Four Sonoma State University students have been honored as part of the Louis Stoke Alliance for Minority Participation Program (LSAMP). These students were each selected to receive Program Recognizing Outstanding Undergraduate Distinction (PROUD) awards because of their academic achievements, research experience and their involvement at Sonoma State and in the community.
Stephanie Henriquez is a fourth-year student studying biology with an emphasis on molecular biology and a minor in chemistry. She contributed to the fourth volume of the Sonoma State McNair Scholars Journal. In addition to many academic achievements, Henriquez visits local elementary and middle schools to inspire young students to pursue STEM fields.
Jacob Barrett is a soccer player, animal lover and chemistry student who has been working with Dr. Carmen Works at Sonoma State for the past two years on creating a water-soluble model as a potential carbon monoxide releasing molecule. He plans to pursue his doctorate at the University of California, Santa Barbara in chemistry and biochemistry.

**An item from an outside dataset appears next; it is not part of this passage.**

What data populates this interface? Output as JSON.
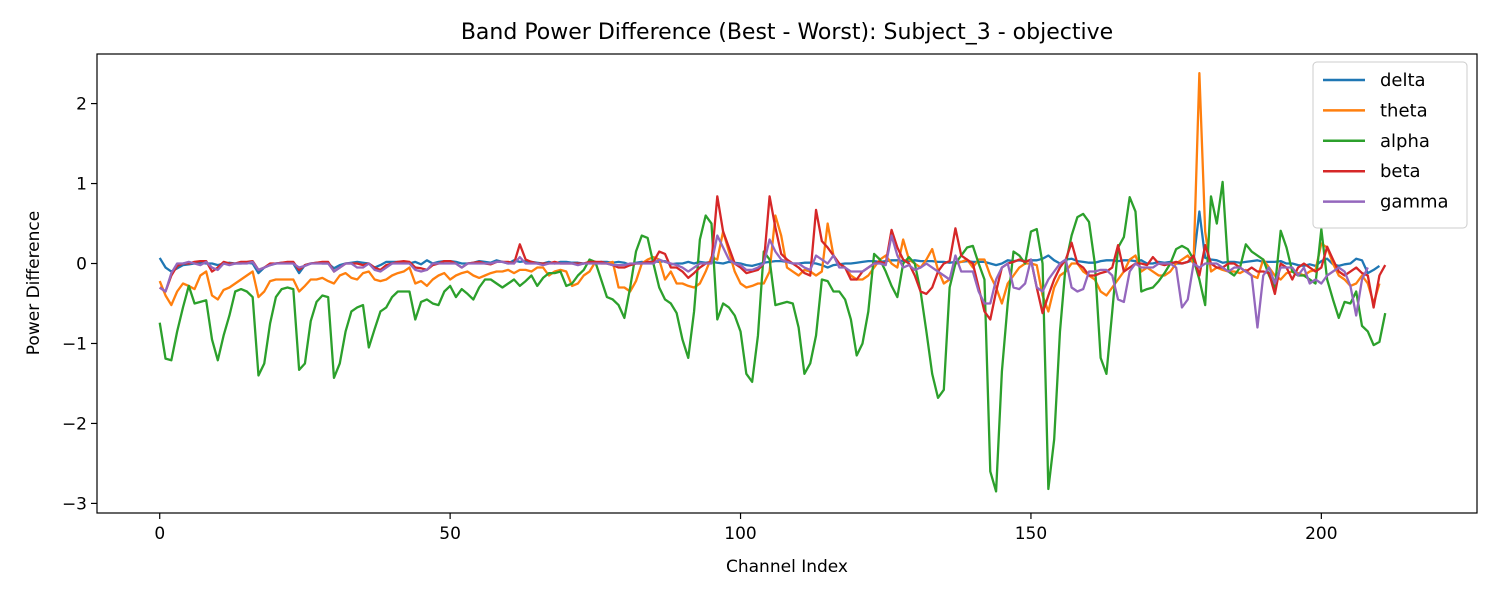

Rachel Deleon is a first generation college student from San Francisco who earned a bachelor's degree in cell and molecular biology from Sonoma State in the spring. She is now pursuing her master's degree at SSU, working with biology professor Dr. Joseph Lin on the sensitivity of protein tyrosine phosphatases. Once Deleon has earned her master's degree, she intends to continue on in her academics by pursuing a Ph.D. in molecular biology.
Joshua Gutierrez is a biochemistry student whose initial interest in chemistry came in his junior year of high school. He chose to attend SSU because of the university's interdisciplinary approach to the subject as well as the opportunities for undergraduate research.
The Louis Stoke Alliance for Minority Participation program awards students at all 23 California State University campuses and has been recognizing STEM students for 20 years. It is funded through a National Science Foundation grant and provides financial assistance to student researchers.